Human Rights Watch concluded that the related list in the leaked database, which has the same MD5 hashes as the master list, contains the search results from the Jingwang Weishi app because its format exactly matches the output format described in that app’s reverse engineering. The search results include each phone’s unique identifiers (IMEI, IMSI, and MAC addresses) and, if the “violent and terrorist” file was located, its name, size, and file type.

Punishing ‘Extremist’ Material Possession

According to evidence from leaked government lists of such individuals and prior Human Rights Watch interviews with family members and former prisoners, many of the persons arbitrarily arrested and imprisoned in Xinjiang were picked up for having “violent” or “terrorist” multimedia content.

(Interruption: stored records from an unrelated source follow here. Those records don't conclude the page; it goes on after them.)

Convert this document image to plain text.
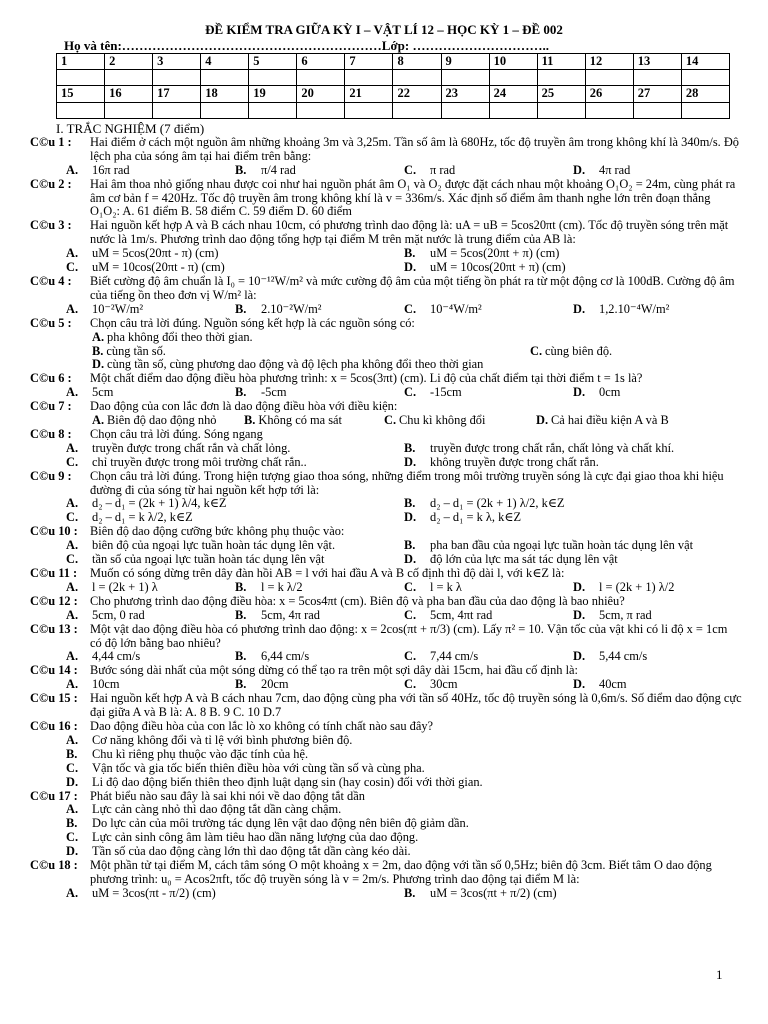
ĐỀ KIỂM TRA GIỮA KỲ I – VẬT LÍ 12 – HỌC KỲ 1 – ĐỀ 002
Họ và tên:……………………………………………………Lớp: …………………………..
1	2	3	4	5	6	7	8	9	10	11	12	13	14

15	16	17	18	19	20	21	22	23	24	25	26	27	28

I. TRẮC NGHIỆM (7 điểm)
C©u 1 :	Hai điểm ở cách một nguồn âm những khoảng 3m và 3,25m. Tần số âm là 680Hz, tốc độ truyền âm trong không khí là 340m/s. Độ lệch pha của sóng âm tại hai điểm trên bằng:
A. 16π rad	B. π/4 rad	C. π rad	D. 4π rad
C©u 2 :	Hai âm thoa nhỏ giống nhau được coi như hai nguồn phát âm O₁ và O₂ được đặt cách nhau một khoảng O₁O₂ = 24m, cùng phát ra âm cơ bản f = 420Hz. Tốc độ truyền âm trong không khí là v = 336m/s. Xác định số điểm âm thanh nghe lớn trên đoạn thẳng O₁O₂: A. 61 điểm B. 58 điểm C. 59 điểm D. 60 điểm
C©u 3 :	Hai nguồn kết hợp A và B cách nhau 10cm, có phương trình dao động là: uA = uB = 5cos20πt (cm). Tốc độ truyền sóng trên mặt nước là 1m/s. Phương trình dao động tổng hợp tại điểm M trên mặt nước là trung điểm của AB là:
A. uM = 5cos(20πt - π) (cm)	B. uM = 5cos(20πt + π) (cm)
C. uM = 10cos(20πt - π) (cm)	D. uM = 10cos(20πt + π) (cm)
C©u 4 :	Biết cường độ âm chuẩn là I₀ = 10⁻¹²W/m² và mức cường độ âm của một tiếng ồn phát ra từ một động cơ là 100dB. Cường độ âm của tiếng ồn theo đơn vị W/m² là:
A. 10⁻²W/m²	B. 2.10⁻²W/m²	C. 10⁻⁴W/m²	D. 1,2.10⁻⁴W/m²
C©u 5 :	Chọn câu trả lời đúng. Nguồn sóng kết hợp là các nguồn sóng có:
A. pha không đổi theo thời gian.
B. cùng tần số.	C. cùng biên độ.
D. cùng tần số, cùng phương dao động và độ lệch pha không đổi theo thời gian
C©u 6 :	Một chất điểm dao động điều hòa phương trình: x = 5cos(3πt) (cm). Li độ của chất điểm tại thời điểm t = 1s là?
A. 5cm	B. -5cm	C. -15cm	D. 0cm
C©u 7 :	Dao động của con lắc đơn là dao động điều hòa với điều kiện:
A. Biên độ dao động nhỏ	B. Không có ma sát	C. Chu kì không đổi	D. Cả hai điều kiện A và B
C©u 8 :	Chọn câu trả lời đúng. Sóng ngang
A. truyền được trong chất rắn và chất lỏng.	B. truyền được trong chất rắn, chất lỏng và chất khí.
C. chỉ truyền được trong môi trường chất rắn..	D. không truyền được trong chất rắn.
C©u 9 :	Chọn câu trả lời đúng. Trong hiện tượng giao thoa sóng, những điểm trong môi trường truyền sóng là cực đại giao thoa khi hiệu đường đi của sóng từ hai nguồn kết hợp tới là:
A. d₂ – d₁ = (2k + 1) λ/4, k∈Z	B. d₂ – d₁ = (2k + 1) λ/2, k∈Z
C. d₂ – d₁ = k λ/2, k∈Z	D. d₂ – d₁ = k λ, k∈Z
C©u 10 : Biên độ dao động cưỡng bức không phụ thuộc vào:
A. biên độ của ngoại lực tuần hoàn tác dụng lên vật.	B. pha ban đầu của ngoại lực tuần hoàn tác dụng lên vật
C. tần số của ngoại lực tuần hoàn tác dụng lên vật	D. độ lớn của lực ma sát tác dụng lên vật
C©u 11 :	Muốn có sóng dừng trên dây đàn hồi AB = l với hai đầu A và B cố định thì độ dài l, với k∈Z là:
A. l = (2k + 1) λ	B. l = k λ/2	C. l = k λ	D. l = (2k + 1) λ/2
C©u 12 : Cho phương trình dao động điều hòa: x = 5cos4πt (cm). Biên độ và pha ban đầu của dao động là bao nhiêu?
A. 5cm, 0 rad	B. 5cm, 4π rad	C. 5cm, 4πt rad	D. 5cm, π rad
C©u 13 : Một vật dao động điều hòa có phương trình dao động: x = 2cos(πt + π/3) (cm). Lấy π² = 10. Vận tốc của vật khi có li độ x = 1cm có độ lớn bằng bao nhiêu?
A. 4,44 cm/s	B. 6,44 cm/s	C. 7,44 cm/s	D. 5,44 cm/s
C©u 14 : Bước sóng dài nhất của một sóng dừng có thể tạo ra trên một sợi dây dài 15cm, hai đầu cố định là:
A. 10cm	B. 20cm	C. 30cm	D. 40cm
C©u 15 : Hai nguồn kết hợp A và B cách nhau 7cm, dao động cùng pha với tần số 40Hz, tốc độ truyền sóng là 0,6m/s. Số điểm dao động cực đại giữa A và B là: A. 8 B. 9 C. 10 D.7
C©u 16 : Dao động điều hòa của con lắc lò xo không có tính chất nào sau đây?
A. Cơ năng không đổi và tỉ lệ với bình phương biên độ.
B. Chu kì riêng phụ thuộc vào đặc tính của hệ.
C. Vận tốc và gia tốc biến thiên điều hòa với cùng tần số và cùng pha.
D. Li độ dao động biến thiên theo định luật dạng sin (hay cosin) đối với thời gian.
C©u 17 : Phát biểu nào sau đây là sai khi nói về dao động tắt dần
A. Lực cản càng nhỏ thì dao động tắt dần càng chậm.
B. Do lực cản của môi trường tác dụng lên vật dao động nên biên độ giảm dần.
C. Lực cản sinh công âm làm tiêu hao dần năng lượng của dao động.
D. Tần số của dao động càng lớn thì dao động tắt dần càng kéo dài.
C©u 18 : Một phần tử tại điểm M, cách tâm sóng O một khoảng x = 2m, dao động với tần số 0,5Hz; biên độ 3cm. Biết tâm O dao động phương trình: u₀ = Acos2πft, tốc độ truyền sóng là v = 2m/s. Phương trình dao động tại điểm M là:
A. uM = 3cos(πt - π/2) (cm)	B. uM = 3cos(πt + π/2) (cm)
1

Human Rights Watch obtained a leaked list of more than 2,000 detainees from a political education camp in Aksu Prefecture in 2018, and it revealed that about 10% (over 200) of them were being held for “terrorism” or “extremism” because they had downloaded or shared such “violent and terrorist” multimedia content, or because they were related to someone who had done so.

A 60-year-old father who had transmitted an audio of an Islamic religious instruction to his daughter, who then sent it to a friend, was one of the inmates kept in a police detention center cell during the crackdowns, according to a Uyghur interviewed by Human Rights Watch in 2018. The father and daughter, who claimed that inmates at these institutions were tortured, were given jail terms of six and three years, respectively.